Но хотя диалектика и приходит в итоге к соответствию /Padequation/ дискурсивной мысли Реальности и Бытию, это никак на них не сказывается. Диалектическое движение — это движение человеческих мысли и речи, но в самой реальности, о которой думают и говорят, нет ничего диалектического. Диалектика — это всего лишь метод философского поиска и изложения. И ясно, заметим это между прочим, что и сам метод диалектичен лишь постольку, поскольку он подразумевает отрицательный момент, или момент отрицания, а именно антитезис, противопоставляемый тезису в словесной схватке, он требует усилий для своего доказательства, более похожего, впрочем, на опровержение. Истина в собственном смысле, т. е. истина научная, или философская, читай истина диалектики, или синтеза, есть лишь там, где есть обсуждение, или диалог, т. е. тезис, отрицаемый антитезисом.

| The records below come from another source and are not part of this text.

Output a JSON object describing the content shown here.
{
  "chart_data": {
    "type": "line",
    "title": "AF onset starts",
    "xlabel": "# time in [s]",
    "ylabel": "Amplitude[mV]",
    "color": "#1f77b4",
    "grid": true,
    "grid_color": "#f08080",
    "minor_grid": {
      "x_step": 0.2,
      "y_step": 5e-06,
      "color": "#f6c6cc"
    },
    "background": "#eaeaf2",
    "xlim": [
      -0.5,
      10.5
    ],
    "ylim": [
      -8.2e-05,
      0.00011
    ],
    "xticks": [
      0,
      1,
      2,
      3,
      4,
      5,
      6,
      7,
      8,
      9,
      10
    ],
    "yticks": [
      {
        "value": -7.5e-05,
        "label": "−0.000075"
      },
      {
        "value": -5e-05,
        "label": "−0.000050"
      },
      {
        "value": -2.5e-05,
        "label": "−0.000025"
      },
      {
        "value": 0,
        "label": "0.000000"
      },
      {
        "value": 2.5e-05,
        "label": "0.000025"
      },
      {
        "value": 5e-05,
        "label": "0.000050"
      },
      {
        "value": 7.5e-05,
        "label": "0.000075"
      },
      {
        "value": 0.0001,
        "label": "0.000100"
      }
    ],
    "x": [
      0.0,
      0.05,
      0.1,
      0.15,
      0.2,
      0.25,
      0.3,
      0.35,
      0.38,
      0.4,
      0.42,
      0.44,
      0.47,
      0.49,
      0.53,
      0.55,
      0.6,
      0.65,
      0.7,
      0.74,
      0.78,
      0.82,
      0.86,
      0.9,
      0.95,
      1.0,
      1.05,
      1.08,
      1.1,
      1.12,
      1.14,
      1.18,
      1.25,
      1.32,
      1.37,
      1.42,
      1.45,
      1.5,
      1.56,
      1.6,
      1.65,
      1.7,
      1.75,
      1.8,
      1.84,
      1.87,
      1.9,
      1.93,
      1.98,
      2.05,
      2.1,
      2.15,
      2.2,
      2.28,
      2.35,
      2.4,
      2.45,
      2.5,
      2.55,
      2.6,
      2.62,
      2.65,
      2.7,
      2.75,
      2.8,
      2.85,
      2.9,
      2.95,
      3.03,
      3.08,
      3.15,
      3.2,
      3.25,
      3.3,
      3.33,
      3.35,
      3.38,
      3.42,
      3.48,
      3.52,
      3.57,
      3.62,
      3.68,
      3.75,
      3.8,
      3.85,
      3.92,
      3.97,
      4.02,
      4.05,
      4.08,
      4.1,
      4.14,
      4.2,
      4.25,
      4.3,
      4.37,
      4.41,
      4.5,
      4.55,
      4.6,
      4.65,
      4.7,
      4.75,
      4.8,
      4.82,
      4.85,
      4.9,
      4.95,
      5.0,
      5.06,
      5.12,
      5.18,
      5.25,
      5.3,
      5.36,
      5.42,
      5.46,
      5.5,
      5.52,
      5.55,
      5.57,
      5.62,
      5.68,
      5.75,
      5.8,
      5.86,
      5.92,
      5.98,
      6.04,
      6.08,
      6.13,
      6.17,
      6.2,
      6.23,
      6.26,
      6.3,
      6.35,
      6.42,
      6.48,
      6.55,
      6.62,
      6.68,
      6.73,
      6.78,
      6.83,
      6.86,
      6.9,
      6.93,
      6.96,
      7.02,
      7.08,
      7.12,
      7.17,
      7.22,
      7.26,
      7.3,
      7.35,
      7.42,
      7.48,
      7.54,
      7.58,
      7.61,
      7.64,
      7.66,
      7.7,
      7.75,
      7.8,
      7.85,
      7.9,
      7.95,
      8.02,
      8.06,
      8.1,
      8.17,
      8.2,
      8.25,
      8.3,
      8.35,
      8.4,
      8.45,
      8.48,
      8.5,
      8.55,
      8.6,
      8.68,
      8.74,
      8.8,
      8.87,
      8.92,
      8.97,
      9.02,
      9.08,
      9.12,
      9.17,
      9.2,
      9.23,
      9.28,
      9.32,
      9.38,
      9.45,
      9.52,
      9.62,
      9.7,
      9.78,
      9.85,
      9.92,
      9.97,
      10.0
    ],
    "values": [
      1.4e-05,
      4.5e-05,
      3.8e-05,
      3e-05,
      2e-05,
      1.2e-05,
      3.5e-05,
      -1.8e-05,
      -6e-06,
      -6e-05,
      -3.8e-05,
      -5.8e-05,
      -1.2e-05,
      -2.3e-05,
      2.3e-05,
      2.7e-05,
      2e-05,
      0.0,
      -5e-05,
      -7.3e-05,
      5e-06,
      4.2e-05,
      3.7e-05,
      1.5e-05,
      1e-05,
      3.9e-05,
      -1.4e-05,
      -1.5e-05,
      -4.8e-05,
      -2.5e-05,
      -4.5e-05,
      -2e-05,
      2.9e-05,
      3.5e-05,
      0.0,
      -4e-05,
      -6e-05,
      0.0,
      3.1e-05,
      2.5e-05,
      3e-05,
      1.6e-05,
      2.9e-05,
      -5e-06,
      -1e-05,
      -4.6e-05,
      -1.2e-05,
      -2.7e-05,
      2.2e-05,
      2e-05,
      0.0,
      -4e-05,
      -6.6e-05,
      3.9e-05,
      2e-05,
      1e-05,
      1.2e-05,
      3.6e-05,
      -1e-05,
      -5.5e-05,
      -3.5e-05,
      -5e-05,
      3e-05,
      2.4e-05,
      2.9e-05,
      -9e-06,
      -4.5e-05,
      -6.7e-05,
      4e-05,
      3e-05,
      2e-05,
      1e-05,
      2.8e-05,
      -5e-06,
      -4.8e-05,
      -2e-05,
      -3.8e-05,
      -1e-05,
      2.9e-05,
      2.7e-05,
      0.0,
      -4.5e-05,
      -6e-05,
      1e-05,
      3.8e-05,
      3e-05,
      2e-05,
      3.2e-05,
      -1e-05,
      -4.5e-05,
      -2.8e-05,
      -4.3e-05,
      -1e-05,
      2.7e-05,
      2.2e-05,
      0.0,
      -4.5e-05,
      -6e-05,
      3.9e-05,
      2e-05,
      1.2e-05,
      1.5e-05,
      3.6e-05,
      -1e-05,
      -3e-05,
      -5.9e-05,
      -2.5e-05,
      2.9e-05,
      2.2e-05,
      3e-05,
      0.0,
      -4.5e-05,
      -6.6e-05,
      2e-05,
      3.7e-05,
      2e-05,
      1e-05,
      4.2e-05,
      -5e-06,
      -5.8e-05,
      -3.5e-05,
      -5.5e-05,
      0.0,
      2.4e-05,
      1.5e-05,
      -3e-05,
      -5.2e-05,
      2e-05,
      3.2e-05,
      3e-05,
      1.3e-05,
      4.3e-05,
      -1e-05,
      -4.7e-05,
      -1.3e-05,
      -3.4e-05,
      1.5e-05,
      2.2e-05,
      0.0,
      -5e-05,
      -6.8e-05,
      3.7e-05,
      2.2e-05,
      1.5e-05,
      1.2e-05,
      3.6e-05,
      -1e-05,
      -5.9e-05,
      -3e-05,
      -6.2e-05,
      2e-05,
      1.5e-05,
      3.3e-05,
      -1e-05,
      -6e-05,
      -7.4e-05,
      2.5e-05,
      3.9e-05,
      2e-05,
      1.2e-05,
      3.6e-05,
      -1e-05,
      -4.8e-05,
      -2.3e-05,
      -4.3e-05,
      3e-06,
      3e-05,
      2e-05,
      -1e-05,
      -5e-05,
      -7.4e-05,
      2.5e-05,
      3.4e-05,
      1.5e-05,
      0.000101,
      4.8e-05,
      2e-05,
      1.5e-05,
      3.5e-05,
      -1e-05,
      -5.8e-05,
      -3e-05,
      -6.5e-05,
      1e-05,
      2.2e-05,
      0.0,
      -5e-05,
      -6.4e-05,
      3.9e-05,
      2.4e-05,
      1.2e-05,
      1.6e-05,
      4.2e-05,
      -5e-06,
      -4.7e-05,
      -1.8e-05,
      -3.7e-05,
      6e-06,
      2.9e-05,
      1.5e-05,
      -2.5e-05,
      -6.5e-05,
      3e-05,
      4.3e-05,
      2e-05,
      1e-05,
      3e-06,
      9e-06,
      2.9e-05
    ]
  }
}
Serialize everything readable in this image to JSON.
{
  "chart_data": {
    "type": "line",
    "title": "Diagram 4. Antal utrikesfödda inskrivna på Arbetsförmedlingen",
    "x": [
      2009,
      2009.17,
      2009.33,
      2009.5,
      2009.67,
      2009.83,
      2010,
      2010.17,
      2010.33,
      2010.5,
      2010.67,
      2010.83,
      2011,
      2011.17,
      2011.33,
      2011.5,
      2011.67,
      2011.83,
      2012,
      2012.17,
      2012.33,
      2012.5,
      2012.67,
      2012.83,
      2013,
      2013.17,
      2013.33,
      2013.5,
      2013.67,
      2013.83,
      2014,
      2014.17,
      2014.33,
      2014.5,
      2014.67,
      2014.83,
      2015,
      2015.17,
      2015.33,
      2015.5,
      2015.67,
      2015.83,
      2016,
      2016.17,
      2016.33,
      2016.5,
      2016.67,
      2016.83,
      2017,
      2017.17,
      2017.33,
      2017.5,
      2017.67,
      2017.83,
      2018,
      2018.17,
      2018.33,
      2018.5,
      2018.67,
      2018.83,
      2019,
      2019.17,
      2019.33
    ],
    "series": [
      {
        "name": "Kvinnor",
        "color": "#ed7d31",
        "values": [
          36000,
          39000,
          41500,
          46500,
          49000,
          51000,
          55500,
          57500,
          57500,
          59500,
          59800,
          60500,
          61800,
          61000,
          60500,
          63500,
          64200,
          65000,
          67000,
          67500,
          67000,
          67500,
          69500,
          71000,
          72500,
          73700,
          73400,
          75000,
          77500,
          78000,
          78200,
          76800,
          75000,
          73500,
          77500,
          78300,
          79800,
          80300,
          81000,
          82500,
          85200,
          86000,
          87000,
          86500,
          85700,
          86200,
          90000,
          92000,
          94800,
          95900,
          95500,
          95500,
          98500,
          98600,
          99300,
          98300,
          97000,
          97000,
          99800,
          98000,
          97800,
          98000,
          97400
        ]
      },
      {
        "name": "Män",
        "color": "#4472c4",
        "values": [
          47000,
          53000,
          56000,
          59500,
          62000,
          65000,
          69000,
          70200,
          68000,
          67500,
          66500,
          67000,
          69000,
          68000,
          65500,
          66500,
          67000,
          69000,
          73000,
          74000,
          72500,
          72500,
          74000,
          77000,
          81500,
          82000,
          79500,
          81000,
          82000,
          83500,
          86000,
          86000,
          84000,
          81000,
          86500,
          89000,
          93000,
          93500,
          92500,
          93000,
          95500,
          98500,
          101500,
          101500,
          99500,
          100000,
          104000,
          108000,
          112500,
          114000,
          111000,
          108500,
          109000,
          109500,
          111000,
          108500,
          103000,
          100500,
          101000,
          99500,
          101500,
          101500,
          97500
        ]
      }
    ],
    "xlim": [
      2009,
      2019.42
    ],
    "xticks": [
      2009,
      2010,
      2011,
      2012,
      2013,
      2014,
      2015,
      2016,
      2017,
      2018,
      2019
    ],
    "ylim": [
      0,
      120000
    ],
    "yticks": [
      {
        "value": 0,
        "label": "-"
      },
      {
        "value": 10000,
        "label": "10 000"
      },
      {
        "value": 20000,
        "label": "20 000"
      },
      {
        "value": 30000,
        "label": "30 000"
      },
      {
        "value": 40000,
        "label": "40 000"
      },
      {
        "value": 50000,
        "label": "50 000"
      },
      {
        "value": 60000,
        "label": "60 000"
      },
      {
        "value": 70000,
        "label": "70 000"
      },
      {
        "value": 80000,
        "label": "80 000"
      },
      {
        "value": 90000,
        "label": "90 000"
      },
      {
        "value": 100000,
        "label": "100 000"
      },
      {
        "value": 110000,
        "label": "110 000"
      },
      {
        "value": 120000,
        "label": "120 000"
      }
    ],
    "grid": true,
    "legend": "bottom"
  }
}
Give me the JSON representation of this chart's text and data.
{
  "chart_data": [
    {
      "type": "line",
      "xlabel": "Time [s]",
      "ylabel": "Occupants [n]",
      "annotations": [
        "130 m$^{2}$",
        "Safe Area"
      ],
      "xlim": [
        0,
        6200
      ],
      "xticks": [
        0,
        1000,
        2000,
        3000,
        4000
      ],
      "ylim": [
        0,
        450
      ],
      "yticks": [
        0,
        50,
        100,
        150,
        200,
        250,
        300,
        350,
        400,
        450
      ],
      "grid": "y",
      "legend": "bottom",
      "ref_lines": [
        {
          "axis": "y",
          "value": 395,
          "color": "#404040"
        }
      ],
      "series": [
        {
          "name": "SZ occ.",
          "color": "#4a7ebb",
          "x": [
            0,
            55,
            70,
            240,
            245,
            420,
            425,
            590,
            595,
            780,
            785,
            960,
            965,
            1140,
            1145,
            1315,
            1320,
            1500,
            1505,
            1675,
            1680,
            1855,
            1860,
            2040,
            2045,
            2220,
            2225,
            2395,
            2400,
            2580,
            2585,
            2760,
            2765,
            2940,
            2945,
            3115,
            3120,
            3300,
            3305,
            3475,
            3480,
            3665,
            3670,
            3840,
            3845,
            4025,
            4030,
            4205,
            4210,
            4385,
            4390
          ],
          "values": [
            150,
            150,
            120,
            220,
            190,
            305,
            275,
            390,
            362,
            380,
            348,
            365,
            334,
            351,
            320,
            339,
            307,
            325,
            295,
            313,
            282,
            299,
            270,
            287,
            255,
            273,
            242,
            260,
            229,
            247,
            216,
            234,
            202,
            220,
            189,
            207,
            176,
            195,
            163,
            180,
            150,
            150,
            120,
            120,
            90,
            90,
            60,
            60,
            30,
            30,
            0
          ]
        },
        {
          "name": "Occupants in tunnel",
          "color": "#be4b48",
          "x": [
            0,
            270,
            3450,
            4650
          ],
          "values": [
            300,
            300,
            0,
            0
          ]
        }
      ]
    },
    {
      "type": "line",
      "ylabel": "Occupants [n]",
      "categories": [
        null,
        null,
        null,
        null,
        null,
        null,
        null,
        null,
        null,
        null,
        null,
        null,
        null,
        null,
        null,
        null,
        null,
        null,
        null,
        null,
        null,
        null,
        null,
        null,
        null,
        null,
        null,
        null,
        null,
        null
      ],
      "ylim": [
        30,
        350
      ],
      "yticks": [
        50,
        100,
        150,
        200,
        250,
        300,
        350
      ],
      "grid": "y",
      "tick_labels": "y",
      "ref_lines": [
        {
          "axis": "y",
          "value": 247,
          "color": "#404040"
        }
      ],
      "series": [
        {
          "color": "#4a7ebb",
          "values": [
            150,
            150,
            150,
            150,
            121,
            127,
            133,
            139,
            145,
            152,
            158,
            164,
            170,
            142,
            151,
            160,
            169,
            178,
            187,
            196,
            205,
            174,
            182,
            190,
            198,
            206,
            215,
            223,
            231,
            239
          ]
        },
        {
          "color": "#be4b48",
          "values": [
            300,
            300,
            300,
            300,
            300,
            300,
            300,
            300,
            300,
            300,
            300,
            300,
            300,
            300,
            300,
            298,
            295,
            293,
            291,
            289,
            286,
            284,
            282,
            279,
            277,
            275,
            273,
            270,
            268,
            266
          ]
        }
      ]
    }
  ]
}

У Платона диалектический метод еще близок к своим историческим истокам (софистические споры). У него мы имеем дело с настоящими диалогами, в которых тезис и антитезис представлены разными персонажами (Сократ, как правило, воплощает в себе антитезис всех тезисов, утверждаемых его собеседниками или последовательно выдвигаемых одним из них). Что же до синтеза, то обычно это дело слушателя, слушателя, который и есть, собственно, философ: сам Платон, а также его ученик — из тех, кто способны его понять. Этот слушатель в конце концов приходит к абсолютной истине, подводящей черту под целым диалектики, или скоординированного движения всех диалогов, к истине, раскрывающей «целокупное», или «синтетическое», Благо и способной полностью и окончательно удовлетворить того, кто ее познает, и, следовательно, того, кто оказывается по ту сторону обсуждения, или диалектики[269].
У Аристотеля диалектический метод не так заметен, как у Платона. Однако он по-прежнему применяется, становясь апоретическим методом: к решению проблемы приходят путем обсуждения (иногда просто соположения) всех возможных, т. е. внутренне сообразных, или непротиворечивых в себе самих, мнений. И в этой «школьной» форме диалектический метод сохранился до наших дней как в науках, так и в философии.